La nature sauvage du nord de la Saskatchewan est définie par son immense solitude inflexible, un paysage où de denses forêts d'épicéas et de pins gris rencontrent les eaux froides et sombres de lacs isolés. C'est un terrain qui gère le passage du temps avec une indifférence silencieuse, ensevelissant les saisons changeantes sous des couvertures de neige et de mousse. Pendant un an, cette vaste étendue a gardé un secret silencieux, loin de la grille suburbaines animée du sud de l'Ontario où une famille attendait des nouvelles.
En mai de l'année précédente, les lignes de communication entre un jeune de seize ans et son domicile à Brampton se sont complètement tues. La distance entre le paysage urbain de la région de Peel et la communauté éloignée de Pelican Narrows ne se mesure pas seulement en kilomètres, mais dans le profond changement d'environnement. La transition des rues pavées au bord de la forêt boréale a marqué le début d'une longue période d'incertitude agonisante pour ceux qui le connaissaient.
Au fur et à mesure que les mois s'étiraient vers l'hiver, la recherche est passée d'efforts physiques immédiats au travail silencieux et méthodique des enquêteurs traçant une piste froide. Le rapport initial de personne disparue, déposé en Ontario, a finalement trouvé son chemin vers l'Unité des crimes majeurs à l'ouest, où la disparition a été cataloguée avec une inquiétude croissante. Le silence du nord est devenu de plus en plus lourd avec chaque mois qui passait, offrant peu d'indices sur les lieux où se trouvait le jeune.

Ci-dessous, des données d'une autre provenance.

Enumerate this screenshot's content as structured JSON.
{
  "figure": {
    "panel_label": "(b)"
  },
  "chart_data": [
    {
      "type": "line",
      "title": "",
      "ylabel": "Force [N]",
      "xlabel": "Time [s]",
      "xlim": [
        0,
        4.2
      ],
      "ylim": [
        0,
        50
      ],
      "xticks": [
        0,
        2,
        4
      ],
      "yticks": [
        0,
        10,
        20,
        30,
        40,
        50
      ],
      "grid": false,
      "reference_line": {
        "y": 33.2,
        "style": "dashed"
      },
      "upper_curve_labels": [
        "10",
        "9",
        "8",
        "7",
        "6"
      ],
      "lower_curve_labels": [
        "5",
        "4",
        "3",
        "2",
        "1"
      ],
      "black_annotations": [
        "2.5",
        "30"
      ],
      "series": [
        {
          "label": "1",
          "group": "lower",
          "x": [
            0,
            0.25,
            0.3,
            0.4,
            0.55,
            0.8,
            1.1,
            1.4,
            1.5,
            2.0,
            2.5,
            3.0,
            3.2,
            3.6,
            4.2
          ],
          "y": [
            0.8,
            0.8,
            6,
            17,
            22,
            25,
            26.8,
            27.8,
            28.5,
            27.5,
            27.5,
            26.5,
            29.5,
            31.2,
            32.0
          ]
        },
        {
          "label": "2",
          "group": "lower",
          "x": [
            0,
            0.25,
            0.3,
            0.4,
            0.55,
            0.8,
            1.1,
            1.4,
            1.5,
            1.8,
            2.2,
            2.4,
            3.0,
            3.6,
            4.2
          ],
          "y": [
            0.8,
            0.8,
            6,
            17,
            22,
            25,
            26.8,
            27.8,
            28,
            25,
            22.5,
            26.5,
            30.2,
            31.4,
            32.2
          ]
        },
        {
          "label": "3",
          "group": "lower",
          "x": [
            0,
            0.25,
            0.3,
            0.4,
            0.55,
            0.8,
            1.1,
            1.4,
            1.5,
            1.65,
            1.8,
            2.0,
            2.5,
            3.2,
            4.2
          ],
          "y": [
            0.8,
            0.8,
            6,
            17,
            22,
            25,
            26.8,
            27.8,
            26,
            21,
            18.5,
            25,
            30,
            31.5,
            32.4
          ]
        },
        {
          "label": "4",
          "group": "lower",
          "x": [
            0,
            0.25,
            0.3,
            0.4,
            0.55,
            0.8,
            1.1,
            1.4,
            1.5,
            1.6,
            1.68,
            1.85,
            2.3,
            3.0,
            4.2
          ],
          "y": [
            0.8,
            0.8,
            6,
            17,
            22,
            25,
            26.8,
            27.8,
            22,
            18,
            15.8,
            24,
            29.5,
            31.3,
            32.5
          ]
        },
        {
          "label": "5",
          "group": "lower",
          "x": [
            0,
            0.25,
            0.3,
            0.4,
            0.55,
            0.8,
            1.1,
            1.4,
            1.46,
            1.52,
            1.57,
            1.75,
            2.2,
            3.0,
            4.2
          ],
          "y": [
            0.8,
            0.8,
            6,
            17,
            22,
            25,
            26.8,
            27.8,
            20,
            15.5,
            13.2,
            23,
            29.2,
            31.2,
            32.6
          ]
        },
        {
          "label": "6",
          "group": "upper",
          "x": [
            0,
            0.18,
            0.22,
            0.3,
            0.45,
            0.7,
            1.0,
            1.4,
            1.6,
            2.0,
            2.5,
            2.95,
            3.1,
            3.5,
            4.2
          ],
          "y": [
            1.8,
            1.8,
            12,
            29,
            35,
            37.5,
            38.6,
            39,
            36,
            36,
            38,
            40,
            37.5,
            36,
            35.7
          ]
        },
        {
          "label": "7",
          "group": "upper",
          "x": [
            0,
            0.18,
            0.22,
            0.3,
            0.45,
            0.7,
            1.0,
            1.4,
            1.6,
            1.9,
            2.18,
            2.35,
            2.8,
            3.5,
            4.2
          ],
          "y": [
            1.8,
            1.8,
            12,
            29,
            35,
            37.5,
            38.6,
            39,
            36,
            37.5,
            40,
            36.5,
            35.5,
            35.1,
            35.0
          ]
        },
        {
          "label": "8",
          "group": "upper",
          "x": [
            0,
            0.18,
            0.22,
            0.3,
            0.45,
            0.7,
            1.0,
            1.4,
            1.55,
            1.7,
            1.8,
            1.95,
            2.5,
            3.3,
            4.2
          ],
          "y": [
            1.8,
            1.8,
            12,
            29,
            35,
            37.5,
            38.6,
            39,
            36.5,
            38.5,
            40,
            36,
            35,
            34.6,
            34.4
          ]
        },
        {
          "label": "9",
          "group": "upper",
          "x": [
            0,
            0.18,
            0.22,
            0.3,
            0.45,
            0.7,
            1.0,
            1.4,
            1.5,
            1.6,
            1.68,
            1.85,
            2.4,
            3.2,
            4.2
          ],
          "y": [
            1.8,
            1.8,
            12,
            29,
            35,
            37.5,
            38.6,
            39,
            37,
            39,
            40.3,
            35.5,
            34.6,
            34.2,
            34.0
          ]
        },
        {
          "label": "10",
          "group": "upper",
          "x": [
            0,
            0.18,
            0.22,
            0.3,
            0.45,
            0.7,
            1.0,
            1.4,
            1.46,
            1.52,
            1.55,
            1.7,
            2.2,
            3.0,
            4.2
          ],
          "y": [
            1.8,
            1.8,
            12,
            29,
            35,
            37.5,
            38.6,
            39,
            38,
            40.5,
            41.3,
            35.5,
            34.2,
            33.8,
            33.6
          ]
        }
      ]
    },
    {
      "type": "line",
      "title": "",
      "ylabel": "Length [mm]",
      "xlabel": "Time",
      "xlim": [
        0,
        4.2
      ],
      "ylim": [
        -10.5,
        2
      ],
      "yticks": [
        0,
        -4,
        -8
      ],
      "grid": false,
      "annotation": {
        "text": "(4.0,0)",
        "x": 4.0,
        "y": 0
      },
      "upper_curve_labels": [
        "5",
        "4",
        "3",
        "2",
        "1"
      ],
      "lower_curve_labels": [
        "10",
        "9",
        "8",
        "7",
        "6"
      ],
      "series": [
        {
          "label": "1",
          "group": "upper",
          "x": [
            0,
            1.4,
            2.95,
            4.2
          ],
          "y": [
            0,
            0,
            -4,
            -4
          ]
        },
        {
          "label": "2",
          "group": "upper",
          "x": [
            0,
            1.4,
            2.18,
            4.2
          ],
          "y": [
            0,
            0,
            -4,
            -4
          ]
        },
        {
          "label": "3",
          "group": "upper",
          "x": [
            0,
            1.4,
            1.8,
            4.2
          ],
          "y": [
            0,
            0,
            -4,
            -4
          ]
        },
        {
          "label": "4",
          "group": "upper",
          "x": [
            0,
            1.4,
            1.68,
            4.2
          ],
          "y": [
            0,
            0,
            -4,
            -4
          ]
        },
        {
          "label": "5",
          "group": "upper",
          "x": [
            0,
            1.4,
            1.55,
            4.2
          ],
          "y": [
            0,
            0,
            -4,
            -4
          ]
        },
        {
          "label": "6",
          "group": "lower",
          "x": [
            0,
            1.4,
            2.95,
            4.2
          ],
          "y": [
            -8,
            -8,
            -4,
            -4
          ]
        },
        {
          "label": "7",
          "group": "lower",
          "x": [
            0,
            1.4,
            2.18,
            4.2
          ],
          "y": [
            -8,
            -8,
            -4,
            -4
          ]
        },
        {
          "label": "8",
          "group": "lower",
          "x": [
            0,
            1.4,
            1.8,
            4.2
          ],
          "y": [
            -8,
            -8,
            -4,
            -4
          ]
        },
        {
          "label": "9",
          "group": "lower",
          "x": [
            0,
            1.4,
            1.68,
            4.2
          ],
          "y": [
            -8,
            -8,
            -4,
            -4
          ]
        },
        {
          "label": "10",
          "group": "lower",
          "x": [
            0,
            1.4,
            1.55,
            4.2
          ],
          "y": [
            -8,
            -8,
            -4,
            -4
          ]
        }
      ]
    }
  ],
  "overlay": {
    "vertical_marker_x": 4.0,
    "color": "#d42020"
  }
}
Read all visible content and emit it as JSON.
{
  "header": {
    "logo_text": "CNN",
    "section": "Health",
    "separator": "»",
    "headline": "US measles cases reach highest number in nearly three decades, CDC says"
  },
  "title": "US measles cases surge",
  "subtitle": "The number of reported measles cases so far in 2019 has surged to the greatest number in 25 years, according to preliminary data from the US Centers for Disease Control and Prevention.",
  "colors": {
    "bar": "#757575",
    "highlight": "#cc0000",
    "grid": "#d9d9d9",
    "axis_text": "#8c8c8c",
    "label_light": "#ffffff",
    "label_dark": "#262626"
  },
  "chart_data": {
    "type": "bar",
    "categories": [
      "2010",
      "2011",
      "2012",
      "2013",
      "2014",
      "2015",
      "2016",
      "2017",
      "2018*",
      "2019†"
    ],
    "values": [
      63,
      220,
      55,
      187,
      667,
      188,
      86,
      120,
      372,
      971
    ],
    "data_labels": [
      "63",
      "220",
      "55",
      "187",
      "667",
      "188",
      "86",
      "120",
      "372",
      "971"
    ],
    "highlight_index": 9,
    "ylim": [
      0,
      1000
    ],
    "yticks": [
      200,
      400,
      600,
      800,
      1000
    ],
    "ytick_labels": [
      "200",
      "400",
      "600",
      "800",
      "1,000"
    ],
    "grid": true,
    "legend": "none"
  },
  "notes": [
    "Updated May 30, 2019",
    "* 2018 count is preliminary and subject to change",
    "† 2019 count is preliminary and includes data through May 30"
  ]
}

La semaine dernière, alors que le sol commençait enfin à dégeler et que le printemps nordique commençait à révéler la terre, une recherche planifiée a été lancée dans les broussailles entourant Pelican Narrows. Des équipes ont traversé la dense végétation, naviguant sur le terrain inégal où le sol forestier s'épaissit avec des décennies de bois tombé. C'est lors de ce balayage délibéré que le paysage a révélé ce qu'il avait gardé caché pendant douze longs mois.
La découverte de restes humains a entraîné un changement immédiat et solennel dans la nature de l'enquête, transformant le rythme de la recherche en une précision judiciaire. Une autopsie réalisée quelques jours plus tard dans la province a confirmé l'identité que beaucoup craignaient, fournissant une conclusion sombre à la recherche d'un an. La nouvelle a voyagé en arrière le long du chemin géographique que le jeune avait emprunté, arrivant finalement au seuil de sa famille.
Pour une communauté comme Pelican Narrows, située à plus de cinq cents kilomètres au nord-est de Saskatoon, la présence d'enquêteurs sur les crimes majeurs modifie la routine tranquille de la vie quotidienne. Les bords de la forêt deviennent des scènes de documentation méticuleuse, où chaque branche cassée et chaque indentation dans la mousse est examinée pour en comprendre le sens. Le paysage local, habituellement source de subsistance et de beauté, est momentanément encadré par la gravité de la perte humaine.
La transition d'une enquête sur une personne disparue à quelque chose de plus délibéré apporte un autre type de concentration à la région éloignée. Des services aux victimes ont été étendus à la famille en Ontario, offrant une petite mesure de soutien contre un chagrin qui a été aggravé par la distance et le temps. Le calme des forêts du nord demeure, mais il est désormais accompagné des questions non résolues sur la façon dont une jeune vie a pris fin si loin de chez elle.
La GRC de la Saskatchewan a confirmé que le corps de Jay'siiah Webb-Long, âgé de 16 ans, qui avait disparu de Brampton, en Ontario, en mai 2025, a été découvert près de Pelican Narrows. Suite à une autopsie, l'Unité des crimes majeurs a classé la mort comme un homicide et recherche activement des informations auprès du public. Les enquêteurs demandent à quiconque ayant des connaissances sur le temps du teenager en Saskatchewan de contacter les autorités.
Publié par Banx Network. Cet article fait partie du programme de médias décentralisés Banx, propulsé par le jeton BXE sur le XRP Ledger.